While I really like the cover material that the band selected for this debut, the original content is the true bread and butter of their sound, and producer Ned Luberecki seemingly went out of his way to make sure that it got the crispest presentation possible in tracks like “Whispering Waters.” While this tune is sporting a little more punch than those around it, the decadent stylization of its grand string play never gets lost in translation – on the contrary, I would say that it comes to define the mood of the song and every second of music that follows. Detail tends to be more important to the bluegrass elite than it is any other musicians in the western pop lexicon, and if you didn’t believe this before, you will after giving Rock Hearts’ debut a half hour of your time.
“Juxtaposed” is the quintessential instrumental that every bluegrass album needs to feel complete, but it doesn’t overshadow the compositional – and specifically lyrical – depth of the next song in the tracklist, the striking and multifaceted “Don’t Take It Too Bad.” This composition can’t decide whether it’s a country-folk number or a balladic patch of ‘grass, but in either case it winds up being one of the more affective songs on the latter half of the LP. “Wake up and Smell the Coffee” is probably the only track that I would outright describe as being a little conventional compared to what the other songs consist of, but all in all, there isn’t a single piece of material here that comes even close to being what I would deem filler as a professional music critic.
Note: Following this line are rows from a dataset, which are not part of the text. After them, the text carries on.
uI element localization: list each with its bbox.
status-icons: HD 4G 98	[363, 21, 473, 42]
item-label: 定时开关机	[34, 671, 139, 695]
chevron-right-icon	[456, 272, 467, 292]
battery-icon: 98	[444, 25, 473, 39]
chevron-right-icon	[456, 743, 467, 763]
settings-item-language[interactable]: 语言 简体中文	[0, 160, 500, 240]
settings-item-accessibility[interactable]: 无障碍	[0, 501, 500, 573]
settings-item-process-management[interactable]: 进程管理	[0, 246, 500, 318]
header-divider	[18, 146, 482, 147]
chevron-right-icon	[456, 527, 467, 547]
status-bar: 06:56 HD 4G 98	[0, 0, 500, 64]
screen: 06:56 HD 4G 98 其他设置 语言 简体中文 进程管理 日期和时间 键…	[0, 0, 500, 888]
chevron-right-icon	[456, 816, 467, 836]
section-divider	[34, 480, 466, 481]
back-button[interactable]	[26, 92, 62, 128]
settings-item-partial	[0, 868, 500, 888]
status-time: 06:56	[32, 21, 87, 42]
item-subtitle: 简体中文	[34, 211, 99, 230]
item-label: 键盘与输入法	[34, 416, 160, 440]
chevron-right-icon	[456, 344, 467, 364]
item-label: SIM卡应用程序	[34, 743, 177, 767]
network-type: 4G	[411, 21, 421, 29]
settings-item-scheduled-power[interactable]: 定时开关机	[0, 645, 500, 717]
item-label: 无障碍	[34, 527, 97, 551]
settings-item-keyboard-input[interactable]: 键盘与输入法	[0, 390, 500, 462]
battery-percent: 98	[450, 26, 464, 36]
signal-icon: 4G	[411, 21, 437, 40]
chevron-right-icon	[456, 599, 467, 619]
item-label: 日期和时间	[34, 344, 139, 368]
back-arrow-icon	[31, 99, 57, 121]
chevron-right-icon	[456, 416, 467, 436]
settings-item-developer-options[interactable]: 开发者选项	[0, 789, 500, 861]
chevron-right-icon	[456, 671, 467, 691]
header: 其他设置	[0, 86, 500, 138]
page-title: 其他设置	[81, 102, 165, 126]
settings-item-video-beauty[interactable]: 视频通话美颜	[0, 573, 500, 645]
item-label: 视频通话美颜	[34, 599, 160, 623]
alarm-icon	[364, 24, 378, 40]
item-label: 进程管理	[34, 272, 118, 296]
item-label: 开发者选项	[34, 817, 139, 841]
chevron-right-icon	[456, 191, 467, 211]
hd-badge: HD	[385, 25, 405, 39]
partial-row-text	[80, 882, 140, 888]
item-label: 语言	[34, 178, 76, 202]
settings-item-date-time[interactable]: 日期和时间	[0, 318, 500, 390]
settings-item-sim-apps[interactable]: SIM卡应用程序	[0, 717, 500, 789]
Starry Southern Nights comes to an end with one last bastion of urgent swing in the form of “Stagger Lee,” which runs a little over three minutes but feels like the sort of jam that could last well over twenty minutes if performed in front of the right crowd. Bluegrass listeners of all kinds need to make a note of what Rock Hearts are up to in this debut if for no other reason than to treat themselves to some of the sweetest rookie sounds available in 2020 this fall, and if you don’t believe me now, one session spent with the eight songs in Starry Southern Nights should have you singing quite a different tune indeed.